Agile, Waterfall, and the Blending of Methodologies | TechWell

Agile, Waterfall, and the Blending of Methodologies

We’ve been told over and over again that agile needs to be embraced in some form or another by your team if you hope to keep up with today’s software landscape. It’s the latest, greatest, and fastest way to complete projects, and a new report is letting all CIOs know that now is the time to embrace the change.

Gartner explains that CIOs are always under the microscope when it comes to supporting “fast-evolving digital business scenarios,” but most of the conventional methods just aren’t getting the job done. That’s why research director Nathan Wilson finds that agile methods have the power to positively transform a team’s efficiency if the CIO dedicates himself to the culture change.

"Done well, agile development can be an integral part of the portfolio of methods that the CIO uses to deal with increasing business demand for innovation," Wilson said in the Gartner release. "Done badly, agile development will create a lot more problems than it solves."

Agile doesn’t always require you to throw the baby out with the bathwater, though. Just because you plan to incorporate agile into your team (or even your entire organization), that doesn’t mean you need to scrap whatever other practices, such as outsourcing, or methodologies you’re using in order to create the purest form of agile possible.

It might actually be more beneficial to mix and match methodologies based on what development or testing problems you’re facing. Some projects are most easily and efficiently completed through quick, agile techniques, while others require an iterative, incremental solution.

If your team is currently making use of the waterfall methodology, for example, and isn’t willing to dump what it’s most comfortable with, it’s very possible to adopt some agile approaches while still maintaining normalcy.

The results of certain blends are quite positive.

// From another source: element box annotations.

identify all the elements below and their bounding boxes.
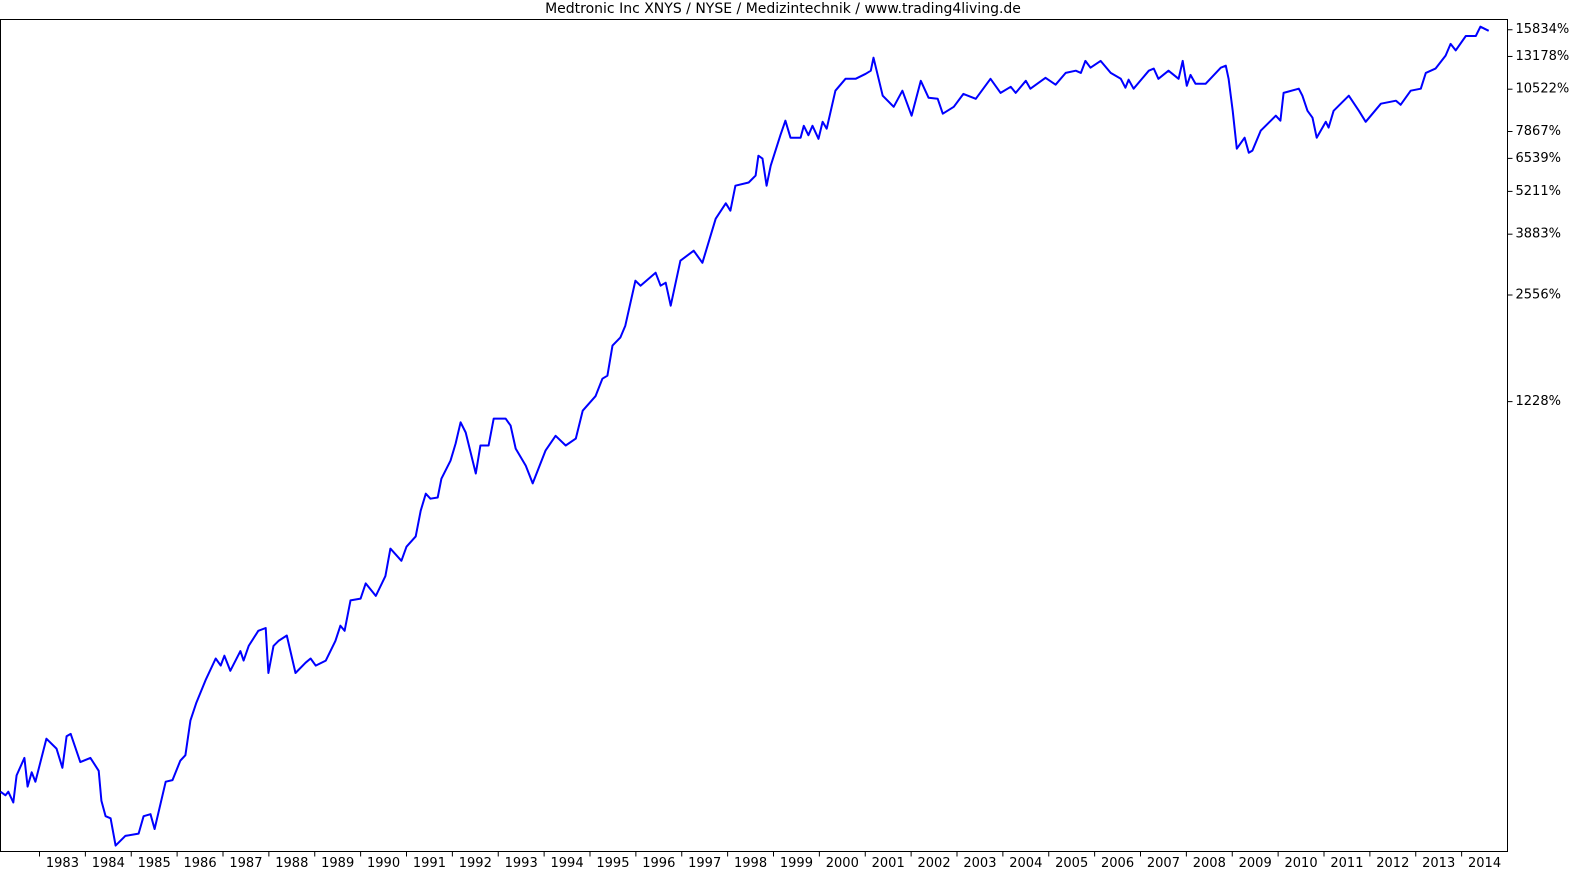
x-tick-label: 2004 (1009, 856, 1042, 871)
x-tick-label: 1989 (321, 856, 354, 871)
x-tick-label: 2013 (1422, 856, 1455, 871)
x-tick-label: 1993 (505, 856, 538, 871)
x-tick-label: 1983 (46, 856, 79, 871)
y-tick-label: 13178% (1516, 49, 1570, 64)
x-tick-label: 2012 (1376, 856, 1409, 871)
x-tick-label: 2000 (826, 856, 859, 871)
x-tick-label: 1992 (459, 856, 492, 871)
x-tick-label: 1988 (275, 856, 308, 871)
y-tick-label: 7867% (1516, 124, 1561, 139)
x-tick-label: 2001 (872, 856, 905, 871)
y-tick-label: 1228% (1516, 394, 1561, 409)
x-tick-label: 2009 (1239, 856, 1272, 871)
x-tick-label: 1984 (92, 856, 125, 871)
plot-frame (0, 19, 1508, 852)
x-tick-label: 1998 (734, 856, 767, 871)
x-tick-label: 2008 (1193, 856, 1226, 871)
x-tick-label: 2003 (963, 856, 996, 871)
x-tick-label: 1995 (596, 856, 629, 871)
x-tick-label: 1985 (138, 856, 171, 871)
x-tick-label: 1990 (367, 856, 400, 871)
y-tick-label: 5211% (1516, 184, 1561, 199)
x-tick-label: 2006 (1101, 856, 1134, 871)
y-tick-label: 10522% (1516, 82, 1570, 97)
y-tick-label: 2556% (1516, 287, 1561, 302)
x-tick-label: 1999 (780, 856, 813, 871)
x-tick-label: 1991 (413, 856, 446, 871)
x-tick-label: 1994 (551, 856, 584, 871)
chart-title: Medtronic Inc XNYS / NYSE / Medizintechn… (545, 1, 1021, 17)
x-tick-label: 2011 (1330, 856, 1363, 871)
y-tick-label: 6539% (1516, 151, 1561, 166)
price-line (0, 25, 1490, 847)
y-tick-label: 15834% (1516, 22, 1570, 37)
x-tick-label: 2014 (1468, 856, 1501, 871)
x-tick-label: 2005 (1055, 856, 1088, 871)
x-tick-label: 2010 (1285, 856, 1318, 871)
x-tick-label: 1986 (184, 856, 217, 871)
x-tick-label: 2002 (918, 856, 951, 871)
x-tick-label: 2007 (1147, 856, 1180, 871)
y-tick-label: 3883% (1516, 227, 1561, 242)
x-tick-label: 1997 (688, 856, 721, 871)
x-tick-label: 1987 (229, 856, 262, 871)
x-tick-label: 1996 (642, 856, 675, 871)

According to a report by software analysis firm CAST, more than 75 percent of the robustness, security, and changeability scores for applications developed with a mixture of agile and waterfall were higher than the median scores of solely agile projects.

There’s no one-size-fits-all approach, but it’s important to understand that if your CIO does decide to bring agile into the fold, other software development methodologies still have a place in your portfolio. How you decide to tackle certain projects all depends on the nature of that project and the commitment from your team.